Word had it that the official comfort zone would have involved an upgrade in the current system used by broadcasters, which, according to one source, might involve sensors. The number of contenders for the technology contract had dwindled to one in May: the Hawk-Eye System. The ITF did a series of tests to determine accuracy in late July.

Drysdale said that extra time was never an issue, since the technology's feedback was virtually instantaneous--much faster than, for example, the system used by the NFL. More important was the USTA's rule book.

"It depends on how it's set up," said Gordon Beck, senior vice president for USA Networks, who was also on the task force. "If it brings another strategic aspect to the game, then that could be a pro."

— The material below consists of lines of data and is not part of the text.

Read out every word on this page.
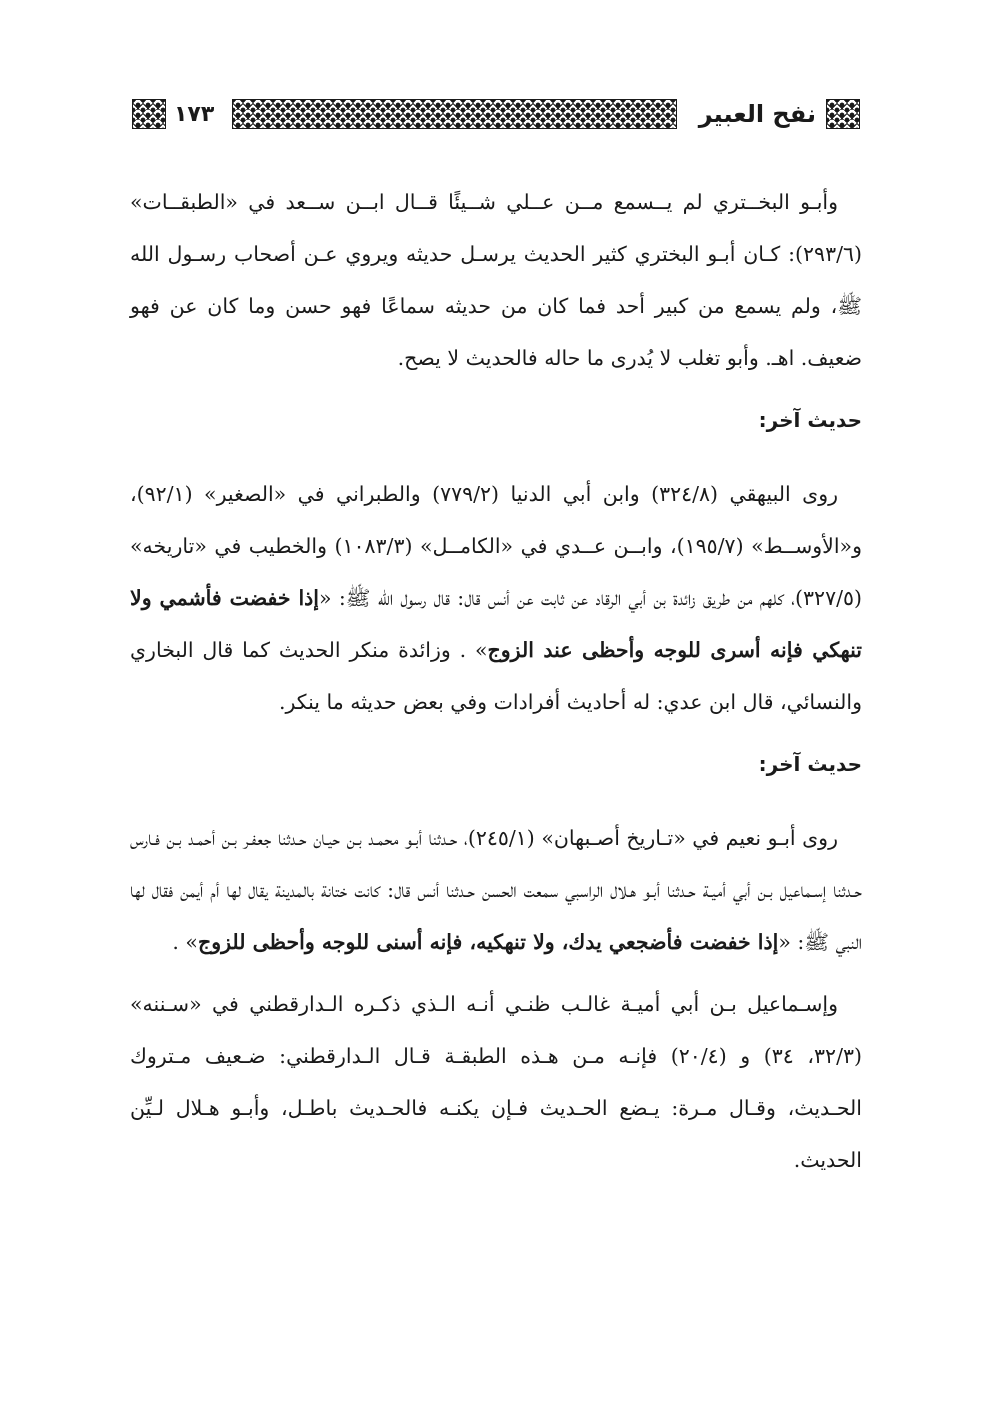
نفح العبير
١٧٣

وأبـو البخــتري لم يــسمع مــن عــلي شــيئًا قــال ابــن ســعد في «الطبقــات» (٢٩٣/٦): كـان أبـو البختري كثير الحديث يرسـل حديثه ويروي عـن أصحاب رسـول الله ﷺ، ولم يسمع من كبير أحد فما كان من حديثه سماعًا فهو حسن وما كان عن فهو ضعيف. اهـ. وأبو تغلب لا يُدرى ما حاله فالحديث لا يصح.

حديث آخر:

روى البيهقي (٣٢٤/٨) وابن أبي الدنيا (٧٧٩/٢) والطبراني في «الصغير» (٩٢/١)، و«الأوســط» (١٩٥/٧)، وابــن عــدي في «الكامــل» (١٠٨٣/٣) والخطيب في «تاريخه» (٣٢٧/٥)، كلهم من طريق زائدة بن أبي الرقاد عن ثابت عن أنس قال: قال رسول الله ﷺ: «إذا خفضت فأشمي ولا تنهكي فإنه أسرى للوجه وأحظى عند الزوج» . وزائدة منكر الحديث كما قال البخاري والنسائي، قال ابن عدي: له أحاديث أفرادات وفي بعض حديثه ما ينكر.

حديث آخر:

روى أبـو نعيم في «تـاريخ أصـبهان» (٢٤٥/١)، حـدثنا أبـو محمـد بـن حيـان حـدثنا جعفـر بـن أحمـد بـن فـارس حـدثنا إسـماعيل بـن أبي أميـة حـدثنا أبـو هـلال الراسبي سمعت الحسن حـدثنا أنس قال: كانت ختانة بالمدينة يقال لها أم أيمن فقال لها النبي ﷺ: «إذا خفضت فأضجعي يدك، ولا تنهكيه، فإنه أسنى للوجه وأحظى للزوج» .

وإسـماعيل بـن أبي أميـة غالـب ظنـي أنـه الـذي ذكـره الـدارقطني في «سـننه» (٣٢/٣، ٣٤) و (٢٠/٤) فإنـه مـن هـذه الطبقـة قـال الـدارقطني: ضـعيف مـتروك الحـديث، وقـال مـرة: يـضع الحـديث فـإن يكنـه فالحـديث باطـل، وأبـو هـلال لـيِّن الحديث.
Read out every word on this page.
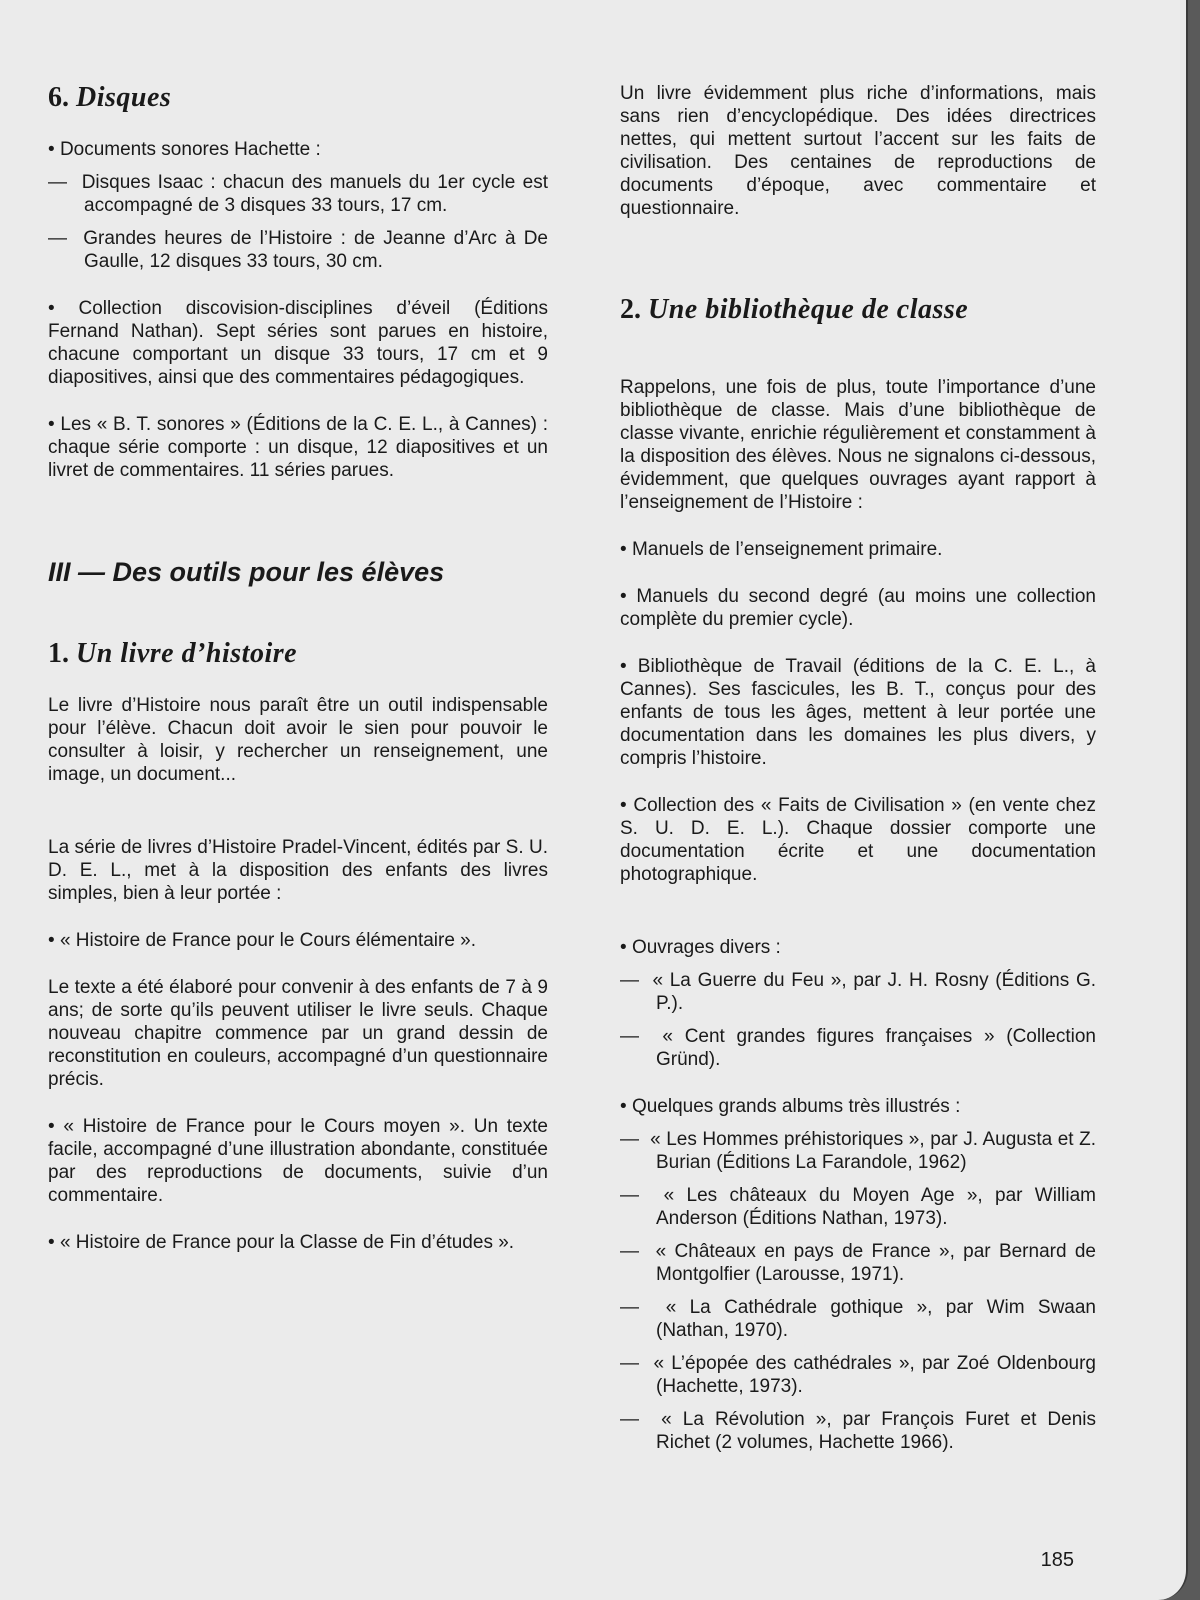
6. Disques

• Documents sonores Hachette :

—  Disques Isaac : chacun des manuels du 1er cycle est accompagné de 3 disques 33 tours, 17 cm.

—  Grandes heures de l’Histoire : de Jeanne d’Arc à De Gaulle, 12 disques 33 tours, 30 cm.

• Collection discovision-disciplines d’éveil (Éditions Fernand Nathan). Sept séries sont parues en histoire, chacune comportant un disque 33 tours, 17 cm et 9 diapositives, ainsi que des commentaires pédagogiques.

• Les « B. T. sonores » (Éditions de la C. E. L., à Cannes) : chaque série comporte : un disque, 12 diapositives et un livret de commentaires. 11 séries parues.

III — Des outils pour les élèves
1. Un livre d’histoire

Le livre d’Histoire nous paraît être un outil indispensable pour l’élève. Chacun doit avoir le sien pour pouvoir le consulter à loisir, y rechercher un renseignement, une image, un document...

La série de livres d’Histoire Pradel-Vincent, édités par S. U. D. E. L., met à la disposition des enfants des livres simples, bien à leur portée :

• « Histoire de France pour le Cours élémentaire ».

Le texte a été élaboré pour convenir à des enfants de 7 à 9 ans; de sorte qu’ils peuvent utiliser le livre seuls. Chaque nouveau chapitre commence par un grand dessin de reconstitution en couleurs, accompagné d’un questionnaire précis.

• « Histoire de France pour le Cours moyen ». Un texte facile, accompagné d’une illustration abondante, constituée par des reproductions de documents, suivie d’un commentaire.

• « Histoire de France pour la Classe de Fin d’études ».

Un livre évidemment plus riche d’informations, mais sans rien d’encyclopédique. Des idées directrices nettes, qui mettent surtout l’accent sur les faits de civilisation. Des centaines de reproductions de documents d’époque, avec commentaire et questionnaire.

2. Une bibliothèque de classe

Rappelons, une fois de plus, toute l’importance d’une bibliothèque de classe. Mais d’une bibliothèque de classe vivante, enrichie régulièrement et constamment à la disposition des élèves. Nous ne signalons ci-dessous, évidemment, que quelques ouvrages ayant rapport à l’enseignement de l’Histoire :

• Manuels de l’enseignement primaire.

• Manuels du second degré (au moins une collection complète du premier cycle).

• Bibliothèque de Travail (éditions de la C. E. L., à Cannes). Ses fascicules, les B. T., conçus pour des enfants de tous les âges, mettent à leur portée une documentation dans les domaines les plus divers, y compris l’histoire.

• Collection des « Faits de Civilisation » (en vente chez S. U. D. E. L.). Chaque dossier comporte une documentation écrite et une documentation photographique.

• Ouvrages divers :

—  « La Guerre du Feu », par J. H. Rosny (Éditions G. P.).

—  « Cent grandes figures françaises » (Collection Gründ).

• Quelques grands albums très illustrés :

—  « Les Hommes préhistoriques », par J. Augusta et Z. Burian (Éditions La Farandole, 1962)

—  « Les châteaux du Moyen Age », par William Anderson (Éditions Nathan, 1973).

—  « Châteaux en pays de France », par Bernard de Montgolfier (Larousse, 1971).

—  « La Cathédrale gothique », par Wim Swaan (Nathan, 1970).

—  « L’épopée des cathédrales », par Zoé Oldenbourg (Hachette, 1973).

—  « La Révolution », par François Furet et Denis Richet (2 volumes, Hachette 1966).

185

Beck noted that broadcasters would generally back anything that could help bring a compelling story to viewers--as long as it's not "hideously expensive." He said that his network got "a lot of positive feedback about Hawk-Eye."

But TV upgrades for Hawk-Eye were put on hold pending the USTA decision.

A thumbs up from the USTA could have passed Hawk-Eye's cost on to the USTA, while forfeiting the sponsorship plugs enjoyed by networks. Moreover, CBS would have dropped the MacCam for the official technology for these calls.

Thumbs down may lead to a Hawk-Eye upgrade involving improved graphics displays. Rather than simply showing where balls land, Hawk-Eye could be used to illustrate trends in play.

"It may be that a first serve is dramatically slowing down in the second set," Beck said. Tracking data generated by Hawk-Eye could also give insight on top-spin and player movement relative to a ball return.

Eventually a decision may also be made to upgrade Hawk-Eye for HD. For the record, Dr. Hawkins stated to TV Technology that, "Yes, we can do high-def."